On stage, a man in his twenties, tipped toward a polio-stunted leg, his wavy hair slicked into a kudumi that now looks like a proclamation of adherence to old fashions, squawks through acknowledgements and sycophancies on behalf of the group that sponsors this venue, one of the best attended in the Madras concert season. Eventually, two assistants weighed down by fat floral garlands emerge from stage left. The MC sways and swivels toward Vani and her accompanists to pay them the honours, which they accept and refuse at once-removing the decorations even as these hit their shoulders-in the spirit of this democratic age: “ThankyoupleasenothankyouIamnotworthy.”

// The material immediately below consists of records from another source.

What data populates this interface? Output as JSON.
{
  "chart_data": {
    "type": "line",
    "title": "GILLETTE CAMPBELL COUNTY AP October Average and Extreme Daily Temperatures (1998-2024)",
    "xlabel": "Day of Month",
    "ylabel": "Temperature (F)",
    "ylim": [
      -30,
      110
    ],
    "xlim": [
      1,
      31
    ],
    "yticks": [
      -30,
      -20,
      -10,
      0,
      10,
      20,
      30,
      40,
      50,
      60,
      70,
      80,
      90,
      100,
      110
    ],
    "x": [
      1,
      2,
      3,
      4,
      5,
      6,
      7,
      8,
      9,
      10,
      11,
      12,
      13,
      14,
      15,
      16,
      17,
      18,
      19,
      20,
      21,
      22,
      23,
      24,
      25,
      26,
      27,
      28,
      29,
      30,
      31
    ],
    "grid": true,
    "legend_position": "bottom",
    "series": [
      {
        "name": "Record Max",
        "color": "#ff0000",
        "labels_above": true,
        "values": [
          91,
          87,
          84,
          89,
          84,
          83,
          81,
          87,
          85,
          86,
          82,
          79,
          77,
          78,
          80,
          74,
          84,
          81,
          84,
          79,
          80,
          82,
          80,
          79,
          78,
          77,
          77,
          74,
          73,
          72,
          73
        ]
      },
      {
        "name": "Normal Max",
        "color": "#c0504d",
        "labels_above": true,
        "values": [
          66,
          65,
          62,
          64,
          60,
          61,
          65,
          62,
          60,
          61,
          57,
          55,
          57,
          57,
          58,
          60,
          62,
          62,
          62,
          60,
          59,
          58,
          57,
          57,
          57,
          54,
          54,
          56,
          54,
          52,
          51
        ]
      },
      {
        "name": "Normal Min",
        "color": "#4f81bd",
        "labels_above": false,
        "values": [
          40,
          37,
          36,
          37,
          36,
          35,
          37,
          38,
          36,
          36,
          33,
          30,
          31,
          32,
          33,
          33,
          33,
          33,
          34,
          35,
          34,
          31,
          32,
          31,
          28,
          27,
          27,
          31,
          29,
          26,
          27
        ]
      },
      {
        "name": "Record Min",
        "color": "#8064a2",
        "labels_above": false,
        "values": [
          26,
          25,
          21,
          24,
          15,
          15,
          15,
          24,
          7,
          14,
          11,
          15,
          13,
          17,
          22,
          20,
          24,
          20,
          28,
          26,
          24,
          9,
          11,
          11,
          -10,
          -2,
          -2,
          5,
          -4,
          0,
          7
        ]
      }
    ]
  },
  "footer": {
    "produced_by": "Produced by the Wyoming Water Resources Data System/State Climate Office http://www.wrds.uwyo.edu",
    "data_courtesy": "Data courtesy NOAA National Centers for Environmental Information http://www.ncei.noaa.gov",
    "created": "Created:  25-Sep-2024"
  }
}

Janaki and the children, as special guests of the featured artist, are in the front row. She gets the children settled as the rest of the audience clap, but they get restless again within minutes of Vani beginning the kirthanai, and Janaki rearranges them, so that Kartik is on the other side of Thangajothi, and Kashyap between her and Janaki. Sundar is to Janaki’s right and Amarnath on the other side of him-if Janaki can separate her children from their younger cousins, she can trust them to behave, but Vairum and Vani’s boys are difficult under any circumstances and she is already grimly anticipating that she will miss most of the concert. She would have preferred to leave them at home with the help, but she wanted her own children to come and it was difficult to bring them without pointing up the younger boys’ unmanageability.

She’s made her peace with not paying full attention to Vani’s playing; she has had the equivalent of a private concert each of the last few days as Vani has practised at home, and she will stay with Vani and Vairum ten days longer. It’s Janaki’s first time attending the Madras concert season. She intends to relish it. She taps Kartik’s and Kashyap’s knees sternly. Thangajothi stares dreamily at the stage. It’s already breaking Janaki’s heart that her daughter is not musical. Amarnath is the only one of her children with real promise in this department. Baskaran got him a first-class mridangam two years ago, and an excellent tutor. Sundar is made to participate in the lessons and makes no pretense of gaining anything from them, but is not jealous of his brother’s talent. Thangajothi attends veena and vocal lessons with two of her school chums at a neighbour’s. Janaki insists on the lessons but never makes Thangajothi practise at home because she can’t bear to listen.